1 Haziran 2015 Pazartesi

Ve bir çocuğun gülüşüne saklanmıştı  huzur... Ta ki küçük ruhlara sahip büyük bedenler onlardan gülüşlerini çalana kadar... Ta ki kendi renkli hayal dünyalarını büyüklerin kirli dünyaları ile değiştirmek zorunda bırakılana kadar... Ta ki küçük elleriyle gökyüzüne saldıkları uçurtmalar büyük ellerin tuttuğu namlulardan çıkan kurşunlarla vurulana kadar...
               
              Türkiye'de 3 binden fazla çocuk sokaklarda yaşıyor, diğer bir 3 bin ise hapishanelerde yaşıyor(5). Dünya üzerinde 200 milyonun üzerinde çocuk sanayilerde, tarlalarda. Bunlardan 126 milyonu tehlikeli işlerde çalıştırılmakta(4). Türkiye'de ise bu oran 1 milyon civarında ve her yıl 50'den fazla çocuk işçi çalıştırıldığı tehlikeli işlerden dolayı hayatını kaybediyor(4). 2. Dünya savaşından bu yana Dünya'da 55 milyon civarı insan öldürülmüş. Sadece 1945-1992 yılları arasında 149 savaş yapılmış. Savaşta öldürülenlerin ciddi bir kısmı çocuk. Sadece Suriye'de öldürülen çocukların sayısı 12.000 civarı. Tüm Dünya'da tecavüze uğrayanların %48'i çocuk. Her 3 kız çocuğundan ve her 5 erkek çocuğundan biri tacize uğramış.Her yıl yine milyonlarcası hastalıktan ve yanlış tedaviden hayatını kaybediyor. Ülkemizde her yıl  0-14 yaş aralığındaki 3000 civarı çocuğa kanser teşhisi  konuluyor(1,2,3).
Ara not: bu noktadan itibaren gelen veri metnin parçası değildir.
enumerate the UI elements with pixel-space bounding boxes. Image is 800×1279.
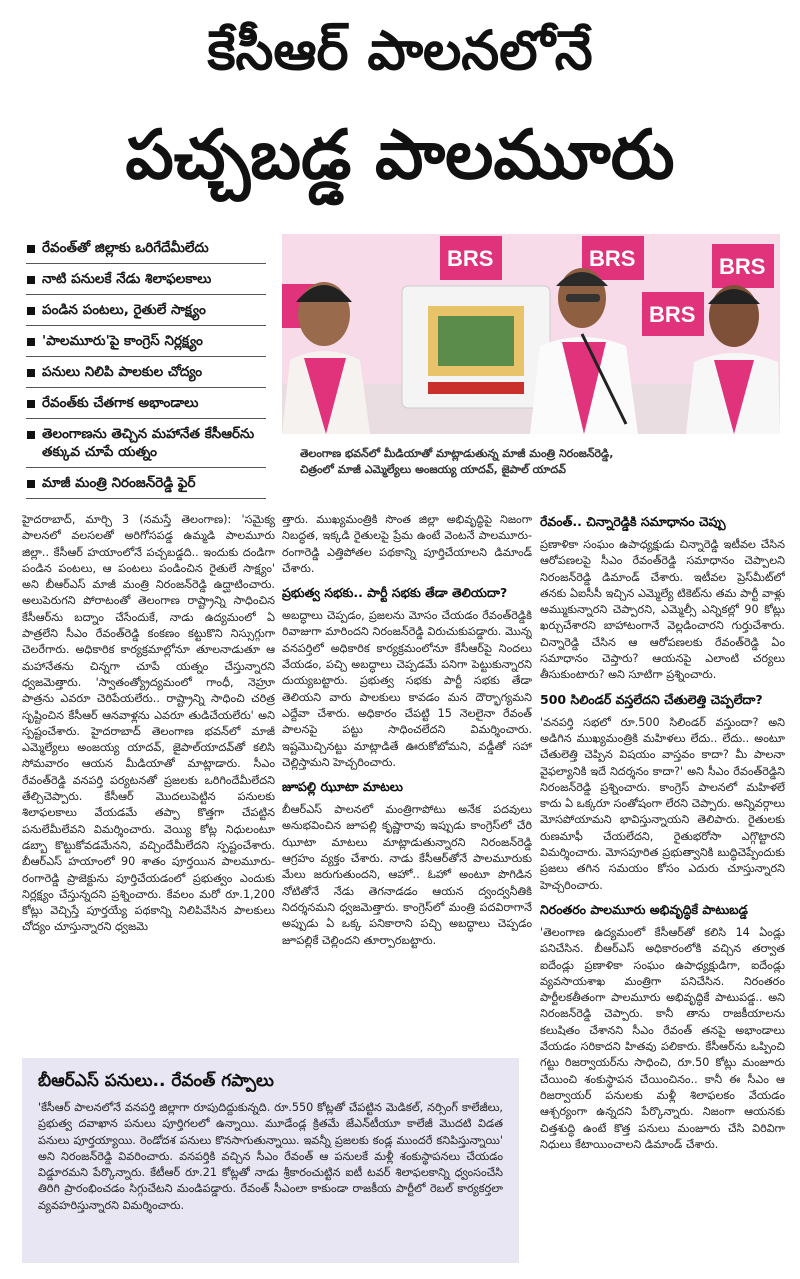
brs-banner-text: BRS (719, 254, 766, 279)
article-paragraph: బీఆర్‌ఎస్ పాలనలో మంత్రిగాపోటు అనేక పదవులు అనుభవించిన జూపల్లి కృష్ణారావు ఇప్పుడు కాంగ్రెస్‌లో చేరి ఝూటా మాటలు మాట్లాడుతున్నారని నిరంజన్‌రెడ్డి ఆగ్రహం వ్యక్తం చేశారు. నాడు కేసీఆర్‌తోనే పాలమూరుకు మేలు జరుగుతుందని, ఆహో.. ఓహో అంటూ పొగిడిన నోటితోనే నేడు తెగనాడడం ఆయన ద్వంద్వనీతికి నిదర్శనమని ధ్వజమెత్తారు. కాంగ్రెస్‌లో మంత్రి పదవిరాగానే అప్పుడు ఏ ఒక్క పనికారాని పచ్చి అబద్ధాలు చెప్పడం జూపల్లికే చెల్లిందని తూర్పారబట్టారు. (282, 803, 532, 947)
brs-banner-text: BRS (649, 302, 696, 327)
article-paragraph: అబద్ధాలు చెప్పడం, ప్రజలను మోసం చేయడం రేవంత్‌రెడ్డికి రివాజుగా మారిందని నిరంజన్‌రెడ్డి విరుచుకుపడ్డారు. మొన్న వనపర్తిలో అధికారిక కార్యక్రమంలోనూ కేసీఆర్‌పై నిందలు వేయడం, పచ్చి అబద్ధాలు చెప్పడమే పనిగా పెట్టుకున్నారని దుయ్యబట్టారు. ప్రభుత్వ సభకు పార్టీ సభకు తేడా తెలియని వారు పాలకులు కావడం మన దౌర్భాగ్యమని ఎద్దేవా చేశారు. అధికారం చేపట్టి 15 నెలలైనా రేవంత్ పాలనపై పట్టు సాధించలేదని విమర్శించారు. ఇష్టమొచ్చినట్టు మాట్లాడితే ఊరుకోబోమని, వడ్డీతో సహా చెల్లిస్తామని హెచ్చరించారు. (282, 609, 532, 769)
poster-board (402, 286, 550, 408)
subheading: ప్రభుత్వ సభకు.. పార్టీ సభకు తేడా తెలియదా? (282, 585, 508, 601)
subheading: రేవంత్.. చిన్నారెడ్డికి సమాధానం చెప్పు (540, 514, 726, 529)
highlight-item: 'పాలమూరు'పై కాంగ్రెస్ నిర్లక్ష్యం (26, 326, 266, 357)
caption-line-2: చిత్రంలో మాజీ ఎమ్మెల్యేలు అంజయ్య యాదవ్, జైపాల్ యాదవ్ (300, 463, 566, 476)
sidebar-box-body: 'కేసీఆర్ పాలనలోనే వనపర్తి జిల్లాగా రూపుదిద్దుకున్నది. రూ.550 కోట్లతో చేపట్టిన మెడికల్, నర్సింగ్ కాలేజీలు, ప్రభుత్వ దవాఖాన పనులు పూర్తిగలలో ఉన్నాయి. మూడేండ్ల క్రితమే జేఎన్‌టీయూ కాలేజీ మొదటి విడత పనులు పూర్తయ్యాయి. రెండోదశ పనులు కొనసాగుతున్నాయి. ఇవన్నీ ప్రజలకు కండ్ల ముందరే కనిపిస్తున్నాయి' అని నిరంజన్‌రెడ్డి వివరించారు. వనపర్తికి వచ్చిన సీఎం రేవంత్ ఆ పనులకే మళ్లీ శంకుస్థాపనలు చేయడం విడ్డూరమని పేర్కొన్నారు. కేటీఆర్ రూ.21 కోట్లతో నాడు శ్రీకారంచుట్టిన ఐటీ టవర్ శిలాఫలకాన్ని ధ్వంసంచేసి తిరిగి ప్రారంభించడం సిగ్గుచేటని మండిపడ్డారు. రేవంత్ సీఎంలా కాకుండా రాజకీయ పార్టీలో రెబల్ కార్యకర్తలా వ్యవహరిస్తున్నారని విమర్శించారు. (38, 1101, 503, 1212)
subheading: 500 సిలిండర్ వస్తలేదని చేతులెత్తి చెప్పలేదా? (540, 691, 763, 707)
highlight-item: మాజీ మంత్రి నిరంజన్‌రెడ్డి ఫైర్ (26, 468, 266, 499)
brs-banner-text: BRS (447, 246, 494, 271)
photo-caption (300, 446, 770, 478)
article-paragraph: హైదరాబాద్, మార్చి 3 (నమస్తే తెలంగాణ): 'సమైక్య పాలనలో వలసలతో అరిగోసపడ్డ ఉమ్మడి పాలమూరు జిల్లా.. కేసీఆర్ హయాంలోనే పచ్చబడ్డది.. ఇందుకు దండిగా పండిన పంటలు, ఆ పంటలు పండించిన రైతులే సాక్ష్యం' అని బీఆర్‌ఎస్ మాజీ మంత్రి నిరంజన్‌రెడ్డి ఉద్ఘాటించారు. అలుపెరుగని పోరాటంతో తెలంగాణ రాష్ట్రాన్ని సాధించిన కేసీఆర్‌ను బద్నాం చేసేందుకే, నాడు ఉద్యమంలో ఏ పాత్రలేని సీఎం రేవంత్‌రెడ్డి కంకణం కట్టుకొని నిస్సుగ్గుగా చెలరేగారు. అధికారిక కార్యక్రమాల్లోనూ తూలనాడుతూ ఆ మహానేతను చిన్నగా చూపే యత్నం చేస్తున్నారని ధ్వజమెత్తారు. 'స్వాతంత్య్రోద్యమంలో గాంధీ, నెహ్రూ పాత్రను ఎవరూ చెరిపేయలేరు.. రాష్ట్రాన్ని సాధించి చరిత్ర సృష్టించిన కేసీఆర్ ఆనవాళ్లను ఎవరూ తుడిచేయలేరు' అని స్పష్టంచేశారు. హైదరాబాద్ తెలంగాణ భవన్‌లో మాజీ ఎమ్మెల్యేలు అంజయ్య యాదవ్, జైపాల్‌యాదవ్‌తో కలిసి సోమవారం ఆయన మీడియాతో మాట్లాడారు. సీఎం రేవంత్‌రెడ్డి వనపర్తి పర్యటనతో ప్రజలకు ఒరిగిందేమీలేదని తేల్చిచెప్పారు. కేసీఆర్ మొదలుపెట్టిన పనులకు శిలాఫలకాలు వేయడమే తప్పా కొత్తగా చేపట్టిన పనులేమీలేవని విమర్శించారు. వెయ్యి కోట్ల నిధులంటూ డబ్బా కొట్టుకోవడమేనని, వచ్చిందేమీలేదని స్పష్టంచేశారు. బీఆర్‌ఎస్ హయాంలో 90 శాతం పూర్తయిన పాలమూరు-రంగారెడ్డి ప్రాజెక్టును పూర్తిచేయడంలో ప్రభుత్వం ఎందుకు నిర్లక్ష్యం చేస్తున్నదని ప్రశ్నించారు. కేవలం మరో రూ.1,200 కోట్లు వెచ్చిస్తే పూర్తయ్యే పథకాన్ని నిలిపివేసిన పాలకులు చోద్యం చూస్తున్నారని ధ్వజమె (22, 513, 275, 934)
press-meet-photo (282, 234, 780, 434)
sidebar-box (22, 1058, 519, 1263)
article-column-2 (282, 512, 532, 1057)
highlights-list (26, 233, 266, 499)
article-column-3 (540, 512, 785, 1267)
highlight-item: పనులు నిలిపి పాలకుల చోద్యం (26, 357, 266, 388)
headline-line-1: కేసీఆర్ పాలనలోనే (207, 19, 593, 82)
headline-line-2: పచ్చబడ్డ పాలమూరు (125, 116, 675, 195)
highlight-item: రేవంత్‌తో జిల్లాకు ఒరిగేదేమీలేదు (26, 233, 266, 264)
article-column-1 (22, 512, 275, 1052)
brs-banner-text: BRS (589, 246, 636, 271)
article-paragraph: ప్రణాళికా సంఘం ఉపాధ్యక్షుడు చిన్నారెడ్డి ఇటీవల చేసిన ఆరోపణలపై సీఎం రేవంత్‌రెడ్డి సమాధానం చెప్పాలని నిరంజన్‌రెడ్డి డిమాండ్ చేశారు. ఇటీవల ప్రెస్‌మీట్‌లో తనకు ఏఐసీసీ ఇచ్చిన ఎమ్మెల్యే టికెట్‌ను తమ పార్టీ వాళ్లు అమ్ముకున్నారని చెప్పారని, ఎమ్మెల్సీ ఎన్నికల్లో 90 కోట్లు ఖర్చుచేశారని బాహాటంగానే వెల్లడించారని గుర్తుచేశారు. చిన్నారెడ్డి చేసిన ఆ ఆరోపణలకు రేవంత్‌రెడ్డి ఏం సమాధానం చెప్తారు? ఆయనపై ఎలాంటి చర్యలు తీసుకుంటారు? అని సూటిగా ప్రశ్నించారు. (540, 538, 785, 682)
press-meet-illustration (282, 234, 780, 434)
sidebar-box-title: బీఆర్‌ఎస్ పనులు.. రేవంత్ గప్పాలు (38, 1071, 274, 1091)
article-paragraph: 'తెలంగాణ ఉద్యమంలో కేసీఆర్‌తో కలిసి 14 ఏండ్లు పనిచేసిన. బీఆర్‌ఎస్ అధికారంలోకి వచ్చిన తర్వాత ఐదేండ్లు ప్రణాళికా సంఘం ఉపాధ్యక్షుడిగా, ఐదేండ్లు వ్యవసాయశాఖ మంత్రిగా పనిచేసిన. నిరంతరం పార్టీలకతీతంగా పాలమూరు అభివృద్ధికే పాటుపడ్డ.. అని నిరంజన్‌రెడ్డి చెప్పారు. కానీ తాను రాజకీయాలను కలుషితం చేశానని సీఎం రేవంత్ తనపై అభాండాలు వేయడం సరికాదని హితవు పలికారు. కేసీఆర్‌ను ఒప్పించి గట్టు రిజర్వాయర్‌ను సాధించి, రూ.50 కోట్లు మంజూరు చేయించి శంకుస్థాపన చేయించినం.. కానీ ఈ సీఎం ఆ రిజర్వాయర్ పనులకు మళ్లీ శిలాఫలకం వేయడం ఆశ్చర్యంగా ఉన్నదని పేర్కొన్నారు. నిజంగా ఆయనకు చిత్తశుద్ధి ఉంటే కొత్త పనులు మంజూరు చేసి విరివిగా నిధులు కేటాయించాలని డిమాండ్ చేశారు. (540, 925, 785, 1151)
highlight-item: నాటి పనులకే నేడు శిలాఫలకాలు (26, 264, 266, 295)
subheading: జూపల్లి ఝూటా మాటలు (282, 779, 403, 795)
highlight-item: పండిన పంటలు, రైతులే సాక్ష్యం (26, 295, 266, 326)
highlight-item: రేవంత్‌కు చేతగాక అభాండాలు (26, 388, 266, 419)
caption-line-1: తెలంగాణ భవన్‌లో మీడియాతో మాట్లాడుతున్న మాజీ మంత్రి నిరంజన్‌రెడ్డి, (300, 447, 614, 460)
article-paragraph: 'వనపర్తి సభలో రూ.500 సిలిండర్ వస్తుందా? అని అడిగిన ముఖ్యమంత్రికి మహిళలు లేదు.. లేదు.. అంటూ చేతులెత్తి చెప్పిన విషయం వాస్తవం కాదా? మీ పాలనా వైఫల్యానికి ఇదే నిదర్శనం కాదా?' అని సీఎం రేవంత్‌రెడ్డిని నిరంజన్‌రెడ్డి ప్రశ్నించారు. కాంగ్రెస్ పాలనలో మహిళలే కాదు ఏ ఒక్కరూ సంతోషంగా లేరని చెప్పారు. అన్నివర్గాలు మోసపోయామని భావిస్తున్నాయని తెలిపారు. రైతులకు రుణమాఫీ చేయలేదని, రైతుభరోసా ఎగ్గొట్టారని విమర్శించారు. మోసపూరిత ప్రభుత్వానికి బుద్ధిచెప్పేందుకు ప్రజలు తగిన సమయం కోసం ఎదురు చూస్తున్నారని హెచ్చరించారు. (540, 715, 785, 892)
subheading: నిరంతరం పాలమూరు అభివృద్ధికే పాటుబడ్డ (540, 901, 748, 917)
highlight-item: తెలంగాణను తెచ్చిన మహానేత కేసీఆర్‌ను తక్కువ చూపే యత్నం (26, 419, 266, 468)
article-paragraph: త్తారు. ముఖ్యమంత్రికి సొంత జిల్లా అభివృద్ధిపై నిజంగా నిబద్ధత, ఇక్కడి రైతులపై ప్రేమ ఉంటే వెంటనే పాలమూరు-రంగారెడ్డి ఎత్తిపోతల పథకాన్ని పూర్తిచేయాలని డిమాండ్ చేశారు. (282, 513, 532, 575)
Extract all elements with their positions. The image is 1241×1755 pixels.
            Salıncakta olması gereken bir çocuk işçi Tuzla tersanelerinde bir vincin tepesinde boyundan büyük fırçalarla devasa gemileri boyuyor. Okul çıkışı kütüphaneye gitmesi gereken bir diğeri gece yarılarına kadar bir süpermarkette yer paspaslıyor. 14'ünde arkadaşlarıyla oyun oynaması gereken bir çocuk mahkum çocukları ancak tıkıldığı hapishanenin penceresinden izleyebiliyor.  Neden hastane odasına tıkıldığını anlayacak kadar büyümemiş lösemi hastası bir çocuk koluna takılı serumunu oyun arkadaşı ediyor. Ülkelerinin sokaklarında özgürce koşturmayı  özleyen binlerce Suriyeli savaş mağduru çocuk çadır kentlerdeki konteynerlerin dar aralıklarında savaşın bıraktığı travmatik anıların izlerini silmeye çalışıyor.
            Ve bir çocuğun gülüşüne saklanmıştı  huzur... Ta ki küçük ruhlara sahip büyük bedenler onlardan gülüşlerini çalana kadar... Ta ki kendi renkli hayal dünyalarını büyüklerin kirli dünyaları ile değiştirmek zorunda bırakılana kadar... Ta ki küçük elleriyle gökyüzüne saldıkları uçurtmalar büyük ellerin tuttuğu namlulardan çıkan kurşunlarla vurulana kadar...
            Ve biz oyun arkadaşları, büyüklerin onlardan çaldığı gülüşleri tekrar ait oldukları yere götürmek için yola çıktık... Şimdi sen de  "Oynar mısın bizimle?"

Kaynakça
1. American Academy of Pediatrics. Long-term follow-up care for pediatric cancer survivors. Pediatrics 2009; 123(7):906- 15.
2. ACCIS-Childhood cancer incidence and survival. www-dep. iarc.fr/accis.htm
3.Soyuer, F., & Sitti, S. (2011). Kanserli çocuklar ve fiziksel aktivite. Dicle Medical Journal/Dicle Tip Dergisi, 38(4).
4.Tor, H. (2010). Türkiye’de çocuk işciliğinin boyutları. Zeitschrift für die Welt der Türken/Journal of World of Turks2(2), 25-42.